5. Trilhas para a prédica
A partir do texto e das reflexões acima, proponho as seguintes ênfases na prédica:
a) O cristão não vive do que tem ou possui, mas do que recebe: Temos que reconhecer que de nós mesmos não somos nada, mas somos tudo em Cristo. Reconhecendo a nossa carência, temos a chance de beber da água da vida que Cristo nos oferece, de sermos preenchidos pelo Espírito que Cristo oferece aos seus discípulos. Somos mendigos, um saco de vermes, como diz Lutero; Cristo tem que encher-nos para termos valor diante do juízo de Deus e para o nosso próximo. Não consiste nisso a maravilhosa mensagem da graça: que Deus se esvaziou em Jesus Cristo para encher o nosso vazio com o seu Espírito Santo?
b) O Espírito Santo age de fora sobre nós: Ele não está dentro de nós, não está cativo no nosso coração ou cabeça ou qualquer outro lugar nobre no nosso corpo que queiramos reservar para ele. Também não está cativo nas nossas igrejas e templos. Ele sopra onde quer (Jo 3.8) e não podemos controlá-lo. Não vamos forçar a sua presença com manifestações e exercícios espirituais. Claro, com técnicas, métodos, ritos podem-se produzir emoções, sensações, entusiasmos… mas não nos enganemos: a presença do Espírito estes fenômenos não garantem. Mas ele vem a nós na palavra de Jesus: Se alguém tem sede, venha a mim e beba! Vem a nós na palavra da pregação, no culto, no estudo bíblico, na caminhada com os irmãos em direção ao Reino. Vem a nós nos sacramentos, em forma sensível e material. E como no sacramento, não somos nós que nos servimos. Outros nos servem e a nós só resta receber e agradecer.

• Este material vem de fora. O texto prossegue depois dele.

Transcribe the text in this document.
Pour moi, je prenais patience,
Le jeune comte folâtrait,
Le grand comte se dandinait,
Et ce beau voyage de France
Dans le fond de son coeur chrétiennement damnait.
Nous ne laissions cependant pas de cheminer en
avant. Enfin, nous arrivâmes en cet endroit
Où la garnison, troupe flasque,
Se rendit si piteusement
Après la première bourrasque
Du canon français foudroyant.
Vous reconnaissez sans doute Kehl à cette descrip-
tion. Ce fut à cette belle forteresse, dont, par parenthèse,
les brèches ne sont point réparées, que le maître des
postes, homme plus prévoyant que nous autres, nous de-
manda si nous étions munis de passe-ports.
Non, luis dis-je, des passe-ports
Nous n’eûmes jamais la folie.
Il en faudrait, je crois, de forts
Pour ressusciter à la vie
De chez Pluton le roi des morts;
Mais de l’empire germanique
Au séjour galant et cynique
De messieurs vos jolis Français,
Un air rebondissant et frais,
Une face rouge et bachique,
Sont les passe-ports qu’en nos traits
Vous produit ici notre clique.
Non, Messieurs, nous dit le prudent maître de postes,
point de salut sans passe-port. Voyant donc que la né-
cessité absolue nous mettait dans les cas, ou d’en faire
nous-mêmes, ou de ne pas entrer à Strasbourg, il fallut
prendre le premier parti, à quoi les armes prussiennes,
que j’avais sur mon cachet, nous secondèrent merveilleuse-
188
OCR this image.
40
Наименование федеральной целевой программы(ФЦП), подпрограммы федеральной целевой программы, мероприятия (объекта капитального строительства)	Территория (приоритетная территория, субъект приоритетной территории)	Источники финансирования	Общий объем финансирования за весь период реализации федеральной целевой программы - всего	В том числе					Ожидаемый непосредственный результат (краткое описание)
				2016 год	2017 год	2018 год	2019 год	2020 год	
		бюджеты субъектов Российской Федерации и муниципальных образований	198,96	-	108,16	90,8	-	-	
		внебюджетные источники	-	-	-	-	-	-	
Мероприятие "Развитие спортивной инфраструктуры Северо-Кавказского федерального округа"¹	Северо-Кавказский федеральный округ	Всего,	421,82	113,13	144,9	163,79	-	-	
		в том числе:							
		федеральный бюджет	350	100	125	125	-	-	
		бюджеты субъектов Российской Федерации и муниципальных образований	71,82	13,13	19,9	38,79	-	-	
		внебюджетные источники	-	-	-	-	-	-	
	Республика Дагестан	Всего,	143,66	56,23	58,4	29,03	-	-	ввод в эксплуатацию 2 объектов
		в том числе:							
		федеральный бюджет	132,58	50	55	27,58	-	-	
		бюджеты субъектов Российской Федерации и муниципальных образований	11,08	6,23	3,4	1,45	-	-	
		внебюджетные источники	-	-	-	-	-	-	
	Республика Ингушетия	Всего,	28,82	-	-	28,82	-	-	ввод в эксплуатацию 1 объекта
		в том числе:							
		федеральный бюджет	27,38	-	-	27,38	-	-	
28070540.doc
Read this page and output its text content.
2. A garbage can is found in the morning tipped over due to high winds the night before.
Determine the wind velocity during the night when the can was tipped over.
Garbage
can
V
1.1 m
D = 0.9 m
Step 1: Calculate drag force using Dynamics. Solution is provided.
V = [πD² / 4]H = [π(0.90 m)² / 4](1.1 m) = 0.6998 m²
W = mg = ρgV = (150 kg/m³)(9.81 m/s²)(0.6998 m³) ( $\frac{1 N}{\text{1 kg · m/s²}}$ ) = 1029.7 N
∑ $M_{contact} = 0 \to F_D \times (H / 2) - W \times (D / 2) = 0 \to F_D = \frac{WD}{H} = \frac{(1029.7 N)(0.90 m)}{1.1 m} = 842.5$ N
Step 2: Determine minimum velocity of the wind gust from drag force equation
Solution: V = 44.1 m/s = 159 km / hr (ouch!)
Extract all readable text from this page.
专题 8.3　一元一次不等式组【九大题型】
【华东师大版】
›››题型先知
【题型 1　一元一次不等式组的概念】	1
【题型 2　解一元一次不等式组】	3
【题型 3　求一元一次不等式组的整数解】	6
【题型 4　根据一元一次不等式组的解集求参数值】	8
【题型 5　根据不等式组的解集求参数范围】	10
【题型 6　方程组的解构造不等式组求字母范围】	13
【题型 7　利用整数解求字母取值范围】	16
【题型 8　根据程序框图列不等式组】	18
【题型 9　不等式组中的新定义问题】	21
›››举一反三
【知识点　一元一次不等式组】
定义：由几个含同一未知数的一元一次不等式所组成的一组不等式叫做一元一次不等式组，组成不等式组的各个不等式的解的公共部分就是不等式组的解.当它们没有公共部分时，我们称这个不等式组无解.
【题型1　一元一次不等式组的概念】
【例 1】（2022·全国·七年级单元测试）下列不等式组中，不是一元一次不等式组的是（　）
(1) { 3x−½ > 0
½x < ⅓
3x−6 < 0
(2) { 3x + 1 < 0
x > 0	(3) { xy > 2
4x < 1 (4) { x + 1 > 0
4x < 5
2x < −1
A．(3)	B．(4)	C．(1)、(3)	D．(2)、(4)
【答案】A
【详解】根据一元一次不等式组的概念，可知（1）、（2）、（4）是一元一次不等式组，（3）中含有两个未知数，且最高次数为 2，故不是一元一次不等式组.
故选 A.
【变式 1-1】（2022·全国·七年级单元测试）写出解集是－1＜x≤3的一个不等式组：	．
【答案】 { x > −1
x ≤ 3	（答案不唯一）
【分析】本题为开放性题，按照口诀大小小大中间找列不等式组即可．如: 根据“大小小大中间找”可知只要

c) O cristão é vaso do Espírito Santo, para passá-lo adiante: Jesus diz: Quem tem sede venha a mim e beba! E quem crer em mim (de maneira que ele venha beber), das entranhas dele jorrarão rios de água da vida. Não bebemos da água da vida para regozijar-nos de barriga cheia. A bebida vinda de Deus não nos torna apáticos, sonolentos, que nem outra bebida. Quem crê em Jesus Cristo passará a água da vida adiante. Somos vasos comunicantes. Se represamos a água da vida em nós, em nossa comunidade, dá indigestão, azia: tornamo-nos autojustificantes, fariseus, soberbos, hipócritas… Quantas comunidades temos que se fecham sobre si e se aniquilam em brigas e contendas internas! É que não são vasos comunicantes! Mas se a água da vida transborda das nossas entranhas, de dentro da nossa comunidade -, para o mundo, para o próximo, teremos alegria, abertura, amor, e os conflitos que sempre surgem servirão para aperfeiçoar-nos como instrumentos, como vasos comunicantes.
6. Bibliografia
– Kilian, Horst, em Proclamar Libertação VI, Ed. Sinodal: 1980, p. 194-197.
– Groll, Wilfried, em Proclamar Libertação XII, Ed. Sinodal: 1986, p. 199-203.
– Rengstorf, Karl Heinrich/Buechsel, Friedrich, Das Evangelium nach Johannes. NTD. Göttingen: 1937.
– Schneider, Johannes, Das Evangelium nach Johannes. Berlin: 1976.
– Strathmann, Hermann, Das Evangelium nach Johannes. NTD. Göttingen: 1963.